Python for Reverse Engineering

Sun Nov 7 20:40:16 EST 2004

"Brad Tilley" <rtilley at vt.edu> wrote in message
news:cmlj6b$7j9$1 at solaris.cc.vt.edu...
> Duncan Smith wrote:
> >>If your friend was worth his salt as an algorithm writer, he'd be
more...
> >>But--he is probably making impossible claims here, anyway...
> >>
> >
> >
> > [snip]
> >
> > Doesn't that depend on exactly what is meant by "figure out exactly how
the
> > algorithm works"?  If it means identify (with absolute certainty) the
> > algorithm used to generate the strings, then it surely can't be
possible.
> >
> > Duncan
>
> That's my thought as well. I don't want to know exactly how the
> algorithm generates strings.

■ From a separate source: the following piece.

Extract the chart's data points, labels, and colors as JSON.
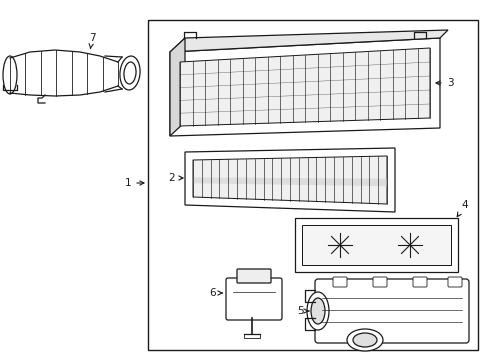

But, I think that if I analyze enough
> strings I should know, on some level, what an acceptable string looks
like.
>
> Samba coders never see Microsoft's file and print sharing source code,
> yet they are able to emulate an NT server quite well just by observing
> packets.

Right, so you might be able to come up with something that produces similar
output.  Do you know if the strings are generated independently?  If so,
there must be some stochastic component (or unknown inputs) or the strings
would be identical.  How about the frequencies of the characters?  Are some
(significantly) more frequent than others?  Do some characters follow others
with unusually high frequency?  Do characters tend to cluster (more or less
that you'd expect from independently generated characters)?  Unless the
strings are very long you probably can't answer these questions too reliably
with only 100 strings.

Markov Chains are a possibility (as already mentioned).  I'd probably start
by looking at the simpler things first.  The 1000 to 1200 sum might be a
clue, particularly if you're having trouble emulating it.  Of course, if
this turns out to be some sort of code and you're looking at some encoded
text, then that's something I know little about, and the above might be next
to useless.

Maybe the basic statistical tests in Gary Strangman's stats.py would be
useful, unless you already have R and RPy?

Duncan